The absolute value of a number is its distance from zero on the number line, regardless of direction. It's always a non-negative number. For example, the absolute value of both 10 and -10 is 10. You write the absolute value of a number using vertical bars. So, \(|10| = 10\) and \(|-10| = 10\) are the same in terms of distance from zero.
To solve the problem 10 + (-15), it's important to know the absolute values of each number: \(|10| = 10\) and \(|-15| = 15\). Knowing these helps us apply the rule for adding integers with opposite signs.
Absolute value is a key concept in many areas of mathematics. Understanding this foundational idea will make working with integers easier and more intuitive.

When adding two numbers with opposite signs (one positive and one negative), the process involves subtraction rather than straightforward addition. You subtract the smaller absolute value from the larger one, and the result takes the sign of the number with the larger absolute value.
For the problem 10 + (-15):

• Identify the numbers: 10 is positive and -15 is negative.

Next, find the absolute values: \(|10| = 10\) and \(|-15| = 15\).
Subtract the smaller absolute value from the larger absolute value: 15 - 10 = 5.
Since -15 has the larger absolute value, the result takes the negative sign: therefore, 10 + (-15) = -5.
This method ensures that the sum reflects the magnitude and direction indicated by the number with the larger absolute value.

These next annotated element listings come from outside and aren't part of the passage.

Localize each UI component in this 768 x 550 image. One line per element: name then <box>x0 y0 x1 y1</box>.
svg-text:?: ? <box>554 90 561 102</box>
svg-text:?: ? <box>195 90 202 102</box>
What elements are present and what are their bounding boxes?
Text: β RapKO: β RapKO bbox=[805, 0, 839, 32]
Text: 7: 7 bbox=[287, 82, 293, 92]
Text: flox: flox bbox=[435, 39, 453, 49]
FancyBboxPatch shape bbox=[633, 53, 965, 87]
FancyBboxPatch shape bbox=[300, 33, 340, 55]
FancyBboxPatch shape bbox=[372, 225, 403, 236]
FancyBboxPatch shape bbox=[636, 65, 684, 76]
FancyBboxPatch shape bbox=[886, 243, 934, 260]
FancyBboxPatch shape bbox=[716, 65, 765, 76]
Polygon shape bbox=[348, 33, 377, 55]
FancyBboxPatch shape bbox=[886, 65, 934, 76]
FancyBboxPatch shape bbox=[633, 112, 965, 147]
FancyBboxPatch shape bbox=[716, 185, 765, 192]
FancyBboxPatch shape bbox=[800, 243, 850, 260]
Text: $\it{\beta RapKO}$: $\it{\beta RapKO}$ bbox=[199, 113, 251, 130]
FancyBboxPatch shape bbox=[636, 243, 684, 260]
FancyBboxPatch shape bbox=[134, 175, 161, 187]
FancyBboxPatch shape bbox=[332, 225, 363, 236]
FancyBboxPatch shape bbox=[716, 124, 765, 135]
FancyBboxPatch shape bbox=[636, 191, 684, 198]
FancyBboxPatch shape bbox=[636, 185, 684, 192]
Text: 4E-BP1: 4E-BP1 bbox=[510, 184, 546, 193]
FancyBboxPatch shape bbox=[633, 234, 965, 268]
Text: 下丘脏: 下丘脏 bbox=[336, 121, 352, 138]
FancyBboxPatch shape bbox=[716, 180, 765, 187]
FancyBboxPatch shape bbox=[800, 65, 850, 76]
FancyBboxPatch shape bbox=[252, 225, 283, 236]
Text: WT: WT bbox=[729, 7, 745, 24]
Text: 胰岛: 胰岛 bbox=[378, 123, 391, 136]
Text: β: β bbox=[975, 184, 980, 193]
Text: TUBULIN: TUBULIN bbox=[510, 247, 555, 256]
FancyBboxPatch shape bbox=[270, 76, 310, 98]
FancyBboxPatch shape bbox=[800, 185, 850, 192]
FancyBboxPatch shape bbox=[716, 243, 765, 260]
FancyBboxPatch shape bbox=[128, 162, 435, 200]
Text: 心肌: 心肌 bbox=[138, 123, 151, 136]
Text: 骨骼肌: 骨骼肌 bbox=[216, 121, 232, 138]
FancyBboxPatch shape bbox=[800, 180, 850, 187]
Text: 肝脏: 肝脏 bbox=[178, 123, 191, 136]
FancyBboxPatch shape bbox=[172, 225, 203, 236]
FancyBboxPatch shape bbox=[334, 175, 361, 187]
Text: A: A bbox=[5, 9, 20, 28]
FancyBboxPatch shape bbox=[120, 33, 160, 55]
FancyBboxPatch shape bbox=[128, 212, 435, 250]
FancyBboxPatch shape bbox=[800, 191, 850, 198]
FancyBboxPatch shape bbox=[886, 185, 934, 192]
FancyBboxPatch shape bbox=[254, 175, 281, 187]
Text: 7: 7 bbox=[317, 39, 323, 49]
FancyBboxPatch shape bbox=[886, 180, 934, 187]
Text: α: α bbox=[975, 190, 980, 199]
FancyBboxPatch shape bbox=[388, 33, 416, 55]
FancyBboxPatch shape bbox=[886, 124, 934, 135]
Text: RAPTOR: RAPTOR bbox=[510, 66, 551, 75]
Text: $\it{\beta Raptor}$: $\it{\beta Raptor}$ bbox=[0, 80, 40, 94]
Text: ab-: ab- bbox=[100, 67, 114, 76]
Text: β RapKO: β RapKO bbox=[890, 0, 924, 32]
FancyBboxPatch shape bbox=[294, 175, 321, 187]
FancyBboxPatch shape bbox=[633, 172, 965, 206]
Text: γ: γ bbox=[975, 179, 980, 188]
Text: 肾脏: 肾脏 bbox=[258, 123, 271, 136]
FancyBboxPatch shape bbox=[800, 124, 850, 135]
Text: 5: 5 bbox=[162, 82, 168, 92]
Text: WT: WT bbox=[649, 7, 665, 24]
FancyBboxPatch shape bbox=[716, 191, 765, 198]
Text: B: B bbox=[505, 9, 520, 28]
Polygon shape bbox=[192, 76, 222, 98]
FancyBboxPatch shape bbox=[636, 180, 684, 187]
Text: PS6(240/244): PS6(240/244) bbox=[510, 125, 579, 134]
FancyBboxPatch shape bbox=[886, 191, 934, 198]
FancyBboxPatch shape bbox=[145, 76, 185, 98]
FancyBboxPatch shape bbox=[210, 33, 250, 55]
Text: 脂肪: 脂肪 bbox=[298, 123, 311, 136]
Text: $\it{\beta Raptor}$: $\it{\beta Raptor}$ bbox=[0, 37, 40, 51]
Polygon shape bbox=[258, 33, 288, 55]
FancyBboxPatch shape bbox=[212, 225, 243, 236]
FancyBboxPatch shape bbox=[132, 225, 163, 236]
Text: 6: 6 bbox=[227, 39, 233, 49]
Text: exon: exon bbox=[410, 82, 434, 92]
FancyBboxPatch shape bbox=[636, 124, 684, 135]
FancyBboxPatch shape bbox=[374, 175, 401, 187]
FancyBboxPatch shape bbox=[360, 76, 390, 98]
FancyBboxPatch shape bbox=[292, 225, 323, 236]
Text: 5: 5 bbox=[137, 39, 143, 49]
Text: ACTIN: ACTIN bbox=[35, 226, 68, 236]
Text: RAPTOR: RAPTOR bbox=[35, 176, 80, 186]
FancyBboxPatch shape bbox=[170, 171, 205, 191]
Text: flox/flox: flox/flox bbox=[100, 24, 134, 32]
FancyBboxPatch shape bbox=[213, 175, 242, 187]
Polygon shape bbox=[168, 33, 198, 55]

A number line is a visual representation of numbers laid out in a straight line. Each point on this line corresponds to a real number. It helps in understanding the addition and subtraction of integers and their relationships.
To check our earlier calculation, we can use the number line:

• Start at 10 on the number line.
• Since you're adding -15, move 15 units to the left (negative direction).
• You arrive at -5, confirming our earlier result.

This visual check using a number line is useful, especially when initially learning these concepts. It helps reinforce what the absolute value and opposite signs addition rules predict.
Number lines are not just for integers. They are foundational tools in many areas, including rational numbers and even in understanding algebraic concepts.